Kasi Humas Polres Bantul, AKP I Nengah Jeffry Prana Widnyana, menjelaskan bahwa kedua tersangka masing-masing berinisial RKW (28), warga Sewon, Bantul, dan AHA (22), warga Semanu, Gunungkidul. Sementara korban merupakan pelajar asal Gamping, Sleman, berinisial FMP.
“Korban, tersangka 1 dan tersangka 2 sudah hidup bersama di sebuah kos sejak tahun 2023 hingga akhir 2024,” ujar AKP Jeffry dalam keterangan tertulis, Senin (26/5).
Selama tinggal bersama, korban diduga dieksploitasi secara seksual oleh kedua tersangka dengan cara ditawarkan kepada pelanggan melalui aplikasi MiChat. Akun dalam aplikasi tersebut dimiliki oleh kedua tersangka.
“Korban ditawarkan dengan harga Rp400.000. Setelah mendapatkan pelanggan, tersangka mengonfirmasi kepada korban dan korban melayani pelanggan di kamar kos,” kata AKP Jeffry.
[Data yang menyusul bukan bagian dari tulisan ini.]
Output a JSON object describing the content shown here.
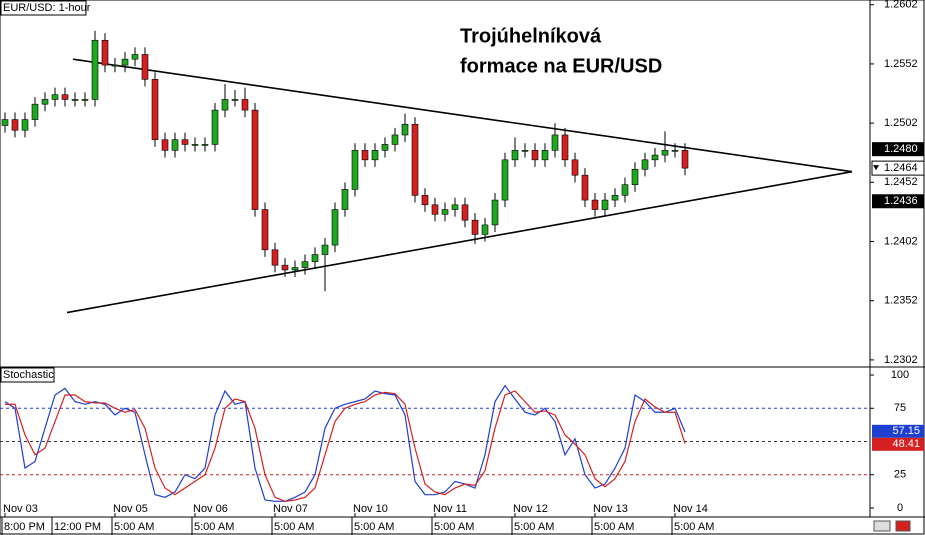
{
  "chart_data": [
    {
      "type": "candlestick",
      "title": "EUR/USD: 1-hour",
      "annotation": [
        "Trojúhelníková",
        "formace na EUR/USD"
      ],
      "xlim": [
        -0.5,
        86.5
      ],
      "ylim": [
        1.2296,
        1.2606
      ],
      "yticks": [
        1.2602,
        1.2552,
        1.2502,
        1.2452,
        1.2402,
        1.2352,
        1.2302
      ],
      "price_labels": [
        {
          "value": 1.248,
          "label": "1.2480"
        },
        {
          "value": 1.2436,
          "label": "1.2436"
        }
      ],
      "up_color": "#1fa81f",
      "down_color": "#d42020",
      "trendline_color": "#000000",
      "trendlines": [
        {
          "x": [
            6.8,
            84.7
          ],
          "y": [
            1.2556,
            1.2461
          ]
        },
        {
          "x": [
            6.2,
            84.7
          ],
          "y": [
            1.2342,
            1.2461
          ]
        }
      ],
      "open": [
        1.25,
        1.2505,
        1.2496,
        1.2505,
        1.2518,
        1.2522,
        1.2526,
        1.2522,
        1.2522,
        1.2522,
        1.2572,
        1.2551,
        1.2551,
        1.2556,
        1.256,
        1.2539,
        1.2488,
        1.2479,
        1.2488,
        1.2484,
        1.2484,
        1.2484,
        1.2513,
        1.2522,
        1.2522,
        1.2513,
        1.2429,
        1.2395,
        1.2382,
        1.2378,
        1.238,
        1.2385,
        1.2391,
        1.2399,
        1.2429,
        1.2446,
        1.2479,
        1.2471,
        1.2479,
        1.2484,
        1.2492,
        1.2501,
        1.2441,
        1.2433,
        1.2425,
        1.2429,
        1.2433,
        1.242,
        1.2408,
        1.2416,
        1.2437,
        1.2471,
        1.2479,
        1.2479,
        1.2471,
        1.2479,
        1.2492,
        1.2471,
        1.2458,
        1.2437,
        1.2429,
        1.2437,
        1.2441,
        1.245,
        1.2463,
        1.2471,
        1.2475,
        1.2479,
        1.2479
      ],
      "high": [
        1.2511,
        1.2511,
        1.2511,
        1.2524,
        1.2528,
        1.2532,
        1.2532,
        1.2528,
        1.2528,
        1.258,
        1.2578,
        1.2557,
        1.2562,
        1.2566,
        1.2566,
        1.2545,
        1.2494,
        1.2494,
        1.2494,
        1.249,
        1.249,
        1.2519,
        1.2535,
        1.253,
        1.2532,
        1.2519,
        1.2435,
        1.2401,
        1.2388,
        1.2386,
        1.2391,
        1.2397,
        1.2405,
        1.2435,
        1.2452,
        1.2485,
        1.2485,
        1.2485,
        1.249,
        1.2498,
        1.251,
        1.2507,
        1.2447,
        1.2439,
        1.2435,
        1.2439,
        1.2439,
        1.2426,
        1.2422,
        1.2443,
        1.2477,
        1.249,
        1.2485,
        1.2485,
        1.2485,
        1.2502,
        1.2498,
        1.2477,
        1.2464,
        1.2443,
        1.2443,
        1.2447,
        1.2456,
        1.2469,
        1.2477,
        1.2481,
        1.2495,
        1.2485,
        1.2485
      ],
      "low": [
        1.2494,
        1.249,
        1.249,
        1.2499,
        1.2512,
        1.2516,
        1.2516,
        1.2516,
        1.2516,
        1.2516,
        1.2545,
        1.2545,
        1.2545,
        1.255,
        1.2533,
        1.2482,
        1.2473,
        1.2473,
        1.2478,
        1.2478,
        1.2478,
        1.2478,
        1.2507,
        1.2516,
        1.2507,
        1.2423,
        1.2389,
        1.2376,
        1.2372,
        1.2372,
        1.2374,
        1.2379,
        1.236,
        1.2393,
        1.2423,
        1.244,
        1.2465,
        1.2465,
        1.2473,
        1.2478,
        1.2486,
        1.2435,
        1.2427,
        1.2419,
        1.2419,
        1.2423,
        1.2414,
        1.24,
        1.2402,
        1.241,
        1.2431,
        1.2465,
        1.2473,
        1.2465,
        1.2465,
        1.2473,
        1.2465,
        1.2452,
        1.2431,
        1.2423,
        1.2423,
        1.2431,
        1.2435,
        1.2444,
        1.2457,
        1.2465,
        1.2469,
        1.2473,
        1.2458
      ],
      "close": [
        1.2505,
        1.2496,
        1.2505,
        1.2518,
        1.2522,
        1.2526,
        1.2522,
        1.2522,
        1.2522,
        1.2572,
        1.2551,
        1.2551,
        1.2556,
        1.256,
        1.2539,
        1.2488,
        1.2479,
        1.2488,
        1.2484,
        1.2484,
        1.2484,
        1.2513,
        1.2522,
        1.2522,
        1.2513,
        1.2429,
        1.2395,
        1.2382,
        1.2378,
        1.238,
        1.2385,
        1.2391,
        1.2399,
        1.2429,
        1.2446,
        1.2479,
        1.2471,
        1.2479,
        1.2484,
        1.2492,
        1.2501,
        1.2441,
        1.2433,
        1.2425,
        1.2429,
        1.2433,
        1.242,
        1.2408,
        1.2416,
        1.2437,
        1.2471,
        1.2479,
        1.2479,
        1.2471,
        1.2479,
        1.2492,
        1.2471,
        1.2458,
        1.2437,
        1.2429,
        1.2437,
        1.2441,
        1.245,
        1.2463,
        1.2471,
        1.2475,
        1.2479,
        1.2479,
        1.2464
      ]
    },
    {
      "type": "line",
      "title": "Stochastic",
      "xlim": [
        -0.5,
        86.5
      ],
      "ylim": [
        -6.8,
        105.3
      ],
      "yticks": [
        100,
        75,
        25,
        0
      ],
      "levels": [
        75,
        50,
        25
      ],
      "level_colors": [
        "#1f3fd0",
        "#333333",
        "#d42020"
      ],
      "xticks": [
        {
          "value": 0,
          "label": "Nov 03"
        },
        {
          "value": 11,
          "label": "Nov 05"
        },
        {
          "value": 19,
          "label": "Nov 06"
        },
        {
          "value": 27,
          "label": "Nov 07"
        },
        {
          "value": 35,
          "label": "Nov 10"
        },
        {
          "value": 43,
          "label": "Nov 11"
        },
        {
          "value": 51,
          "label": "Nov 12"
        },
        {
          "value": 59,
          "label": "Nov 13"
        },
        {
          "value": 67,
          "label": "Nov 14"
        }
      ],
      "xticks_time": [
        {
          "value": 0,
          "label": "8:00 PM"
        },
        {
          "value": 5,
          "label": "12:00 PM"
        },
        {
          "value": 11,
          "label": "5:00 AM"
        },
        {
          "value": 19,
          "label": "5:00 AM"
        },
        {
          "value": 27,
          "label": "5:00 AM"
        },
        {
          "value": 35,
          "label": "5:00 AM"
        },
        {
          "value": 43,
          "label": "5:00 AM"
        },
        {
          "value": 51,
          "label": "5:00 AM"
        },
        {
          "value": 59,
          "label": "5:00 AM"
        },
        {
          "value": 67,
          "label": "5:00 AM"
        }
      ],
      "series": [
        {
          "color": "#1f3fd0",
          "values": [
            80,
            75,
            30,
            35,
            60,
            85,
            90,
            80,
            78,
            80,
            78,
            70,
            75,
            72,
            40,
            10,
            8,
            12,
            25,
            22,
            30,
            70,
            88,
            78,
            80,
            30,
            6,
            5,
            5,
            8,
            12,
            25,
            60,
            75,
            78,
            80,
            82,
            88,
            86,
            85,
            70,
            20,
            10,
            10,
            12,
            20,
            18,
            15,
            40,
            80,
            92,
            82,
            72,
            70,
            75,
            65,
            40,
            52,
            25,
            15,
            18,
            30,
            45,
            85,
            80,
            72,
            72,
            75,
            57.15
          ]
        },
        {
          "color": "#d42020",
          "values": [
            78,
            78,
            55,
            40,
            45,
            65,
            85,
            85,
            80,
            79,
            79,
            75,
            72,
            74,
            60,
            30,
            15,
            10,
            15,
            20,
            25,
            45,
            75,
            82,
            80,
            60,
            25,
            8,
            5,
            6,
            8,
            15,
            40,
            65,
            75,
            78,
            80,
            85,
            87,
            86,
            78,
            45,
            18,
            12,
            10,
            15,
            18,
            17,
            28,
            60,
            85,
            88,
            80,
            72,
            73,
            70,
            55,
            48,
            40,
            22,
            16,
            22,
            35,
            65,
            82,
            76,
            72,
            72,
            48.41
          ]
        }
      ]
    }
  ]
}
Setelah melayani pelanggan, uang dibayarkan secara tunai kepada korban yang kemudian menyerahkannya kepada para tersangka. Uang tersebut lalu dibagi kepada korban. Aktivitas ini berlangsung secara rutin, dengan korban melayani sekitar 15 hingga 20 pelanggan setiap bulan.
Kasus ini diungkap setelah Polres Bantul menerima laporan polisi pada 16 Januari 2025. Tim Opsnal Jatanras kemudian melakukan penyelidikan dan berhasil mengamankan kedua tersangka di lokasi terpisah pada 7 Mei 2025.
“Setelah dilakukan interogasi, para terduga pelaku mengakui perbuatannya dan selanjutnya dibawa ke Polres Bantul untuk penyidikan lebih lanjut,” ujar AKP Jeffry.
Barang bukti yang disita dalam kasus ini berupa satu unit ponsel merk Vivo Y12 warna biru tua berikut kartu SIM dan casing berwarna hijau.
Atas perbuatannya, kedua tersangka dijerat Pasal 2 ayat (1) Undang-undang Nomor 21 Tahun 2007 tentang Pemberantasan Tindak Pidana Perdagangan Orang atau Pasal 88 jo Pasal 76I UU RI No. 35 tahun 2014 tentang Perlindungan Anak, dengan ancaman maksimal 15 tahun penjara.